Vanda's experimental COVID-19 drug shows promise in interim trial data

(Reuters) - COVID-19 patients with pneumonia improved faster when treated with Vanda Pharmaceuticals Inc’s experimental therapy than those on placebo, the company said on Tuesday, citing an interim analysis of data from a late-stage study.

Shares of the U.S. drug developer rose over 13% before the opening bell.

While the data from 60 patients showed that a 14-day treatment with the drug, tradipitant, helped speed up clinical improvements by day seven, the company warned a larger patient size was needed to confirm the benefit.

So far, Gilead Sciences Inc’s antiviral remdesivir and the generic steroid dexamethasone have been shown to help patients with COVID-19 in rigorous clinical trials.

The U.S. drug developer, which licensed tradipitant from Eli Lilly and Co in 2012, eventually plans to enroll 300 patients in the late-stage trial.

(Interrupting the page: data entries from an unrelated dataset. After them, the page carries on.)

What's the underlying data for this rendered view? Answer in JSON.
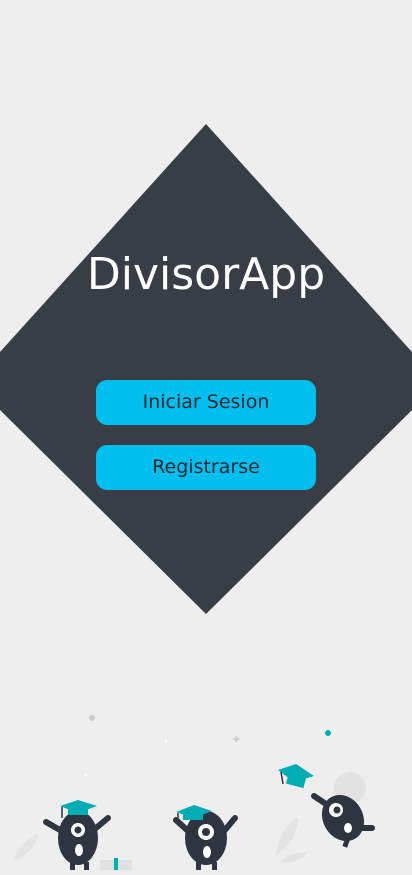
{
  "app": {
    "title": "DivisorApp"
  },
  "actions": {
    "login_label": "Iniciar Sesion",
    "register_label": "Registrarse"
  },
  "colors": {
    "background": "#eeeeee",
    "diamond": "#393e46",
    "button": "#00bfef",
    "button_text": "#1f2630",
    "accent": "#00adb5"
  },
  "illustration": {
    "icon": "graduation-monsters-illustration"
  }
}
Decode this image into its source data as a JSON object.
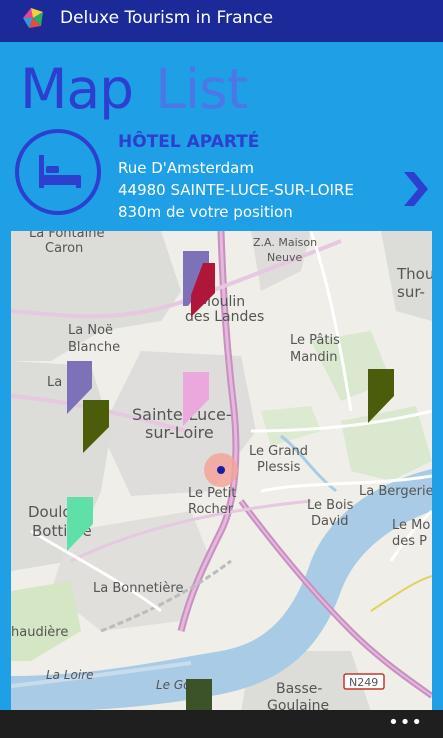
{
  "app": {
    "title": "Deluxe Tourism in France",
    "icon": "app-logo-icon"
  },
  "pivot": {
    "tabs": [
      {
        "label": "Map",
        "active": true
      },
      {
        "label": "List",
        "active": false
      }
    ]
  },
  "hotel": {
    "name": "HÔTEL APARTÉ",
    "street": "Rue D'Amsterdam",
    "city_line": "44980 SAINTE-LUCE-SUR-LOIRE",
    "distance": "830m de votre position",
    "icon": "bed-icon",
    "next_icon": "chevron-right-icon"
  },
  "map": {
    "labels": {
      "la_fontaine_caron_1": "La Fontaine",
      "la_fontaine_caron_2": "Caron",
      "za_maison_neuve_1": "Z.A. Maison",
      "za_maison_neuve_2": "Neuve",
      "thouare_1": "Thou",
      "thouare_2": "sur-",
      "moulin_1": "Moulin",
      "moulin_2": "des Landes",
      "la_noe_blanche_1": "La Noë",
      "la_noe_blanche_2": "Blanche",
      "patis_mandin_1": "Le Pâtis",
      "patis_mandin_2": "Mandin",
      "la_lande": "La  nde",
      "sainte_luce_1": "Sainte-Luce-",
      "sainte_luce_2": "sur-Loire",
      "grand_plessis_1": "Le Grand",
      "grand_plessis_2": "Plessis",
      "la_bergerie": "La Bergerie",
      "petit_rocher_1": "Le Petit",
      "petit_rocher_2": "Rocher",
      "bois_david_1": "Le Bois",
      "bois_david_2": "David",
      "le_mo_1": "Le Mo",
      "le_mo_2": "des P",
      "doulon_1": "Doulon-",
      "doulon_2": "Bottière",
      "la_bonnetiere": "La Bonnetière",
      "chaudiere": "haudière",
      "la_loire": "La Loire",
      "le_goulau": "Le Go    au",
      "basse_goulaine_1": "Basse-",
      "basse_goulaine_2": "Goulaine",
      "road_n249": "N249"
    },
    "markers": [
      {
        "name": "marker-purple-1",
        "color": "#7d72b8"
      },
      {
        "name": "marker-crimson",
        "color": "#b0163a"
      },
      {
        "name": "marker-purple-2",
        "color": "#7d72b8"
      },
      {
        "name": "marker-olive-1",
        "color": "#4b5c0b"
      },
      {
        "name": "marker-pink",
        "color": "#eaa8dc"
      },
      {
        "name": "marker-olive-2",
        "color": "#4b5c0b"
      },
      {
        "name": "marker-mint",
        "color": "#5fe0a8"
      },
      {
        "name": "marker-darkgreen",
        "color": "#3c5229"
      }
    ],
    "current_location_icon": "current-location-icon"
  },
  "appbar": {
    "more_label": "•••"
  },
  "colors": {
    "accent": "#2c3fcf",
    "background": "#1e9fe6",
    "titlebar": "#1b2a98"
  }
}
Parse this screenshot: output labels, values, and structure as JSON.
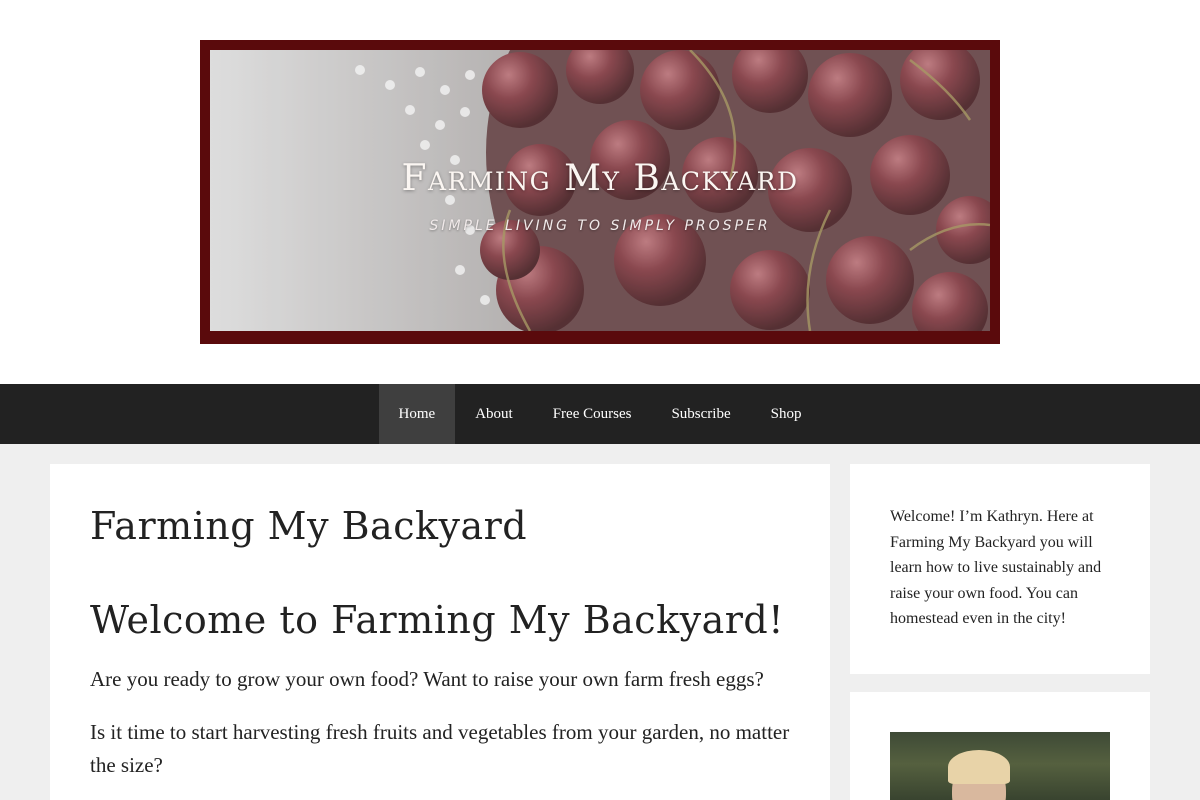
{
  "header": {
    "site_title": "Farming My Backyard",
    "tagline": "SIMPLE LIVING TO SIMPLY PROSPER"
  },
  "nav": {
    "items": [
      {
        "label": "Home",
        "active": true
      },
      {
        "label": "About",
        "active": false
      },
      {
        "label": "Free Courses",
        "active": false
      },
      {
        "label": "Subscribe",
        "active": false
      },
      {
        "label": "Shop",
        "active": false
      }
    ]
  },
  "main": {
    "page_title": "Farming My Backyard",
    "heading": "Welcome to Farming My Backyard!",
    "paragraphs": [
      "Are you ready to grow your own food? Want to raise your own farm fresh eggs?",
      "Is it time to start harvesting fresh fruits and vegetables from your garden, no matter the size?"
    ]
  },
  "sidebar": {
    "about_text": "Welcome! I’m Kathryn. Here at Farming My Backyard you will learn how to live sustainably and raise your own food. You can homestead even in the city!"
  },
  "colors": {
    "page_background": "#efefef",
    "nav_background": "#222222",
    "nav_active": "#3f3f3f",
    "banner_frame": "#5a0a0c"
  }
}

The U.S. Food and Drug Administration (FDA) has imposed a partial clinical hold on tradipitant trials that are longer than 12 weeks, citing the need for additional studies before testing the drug in humans beyond that timeframe. A U.S. court sided with the FDA in January over a legal dispute related to the agency’s decision.

The drug is also being tested as a treatment for various conditions including atopic dermatitis and motion sickness. The company says the drug targets a receptor in the body that could be associated with causing lung injury.

Vanda said the drug’s properties as an anti-inflammatory agent would complement antiviral drugs for COVID-19, if the results from its analysis were confirmed.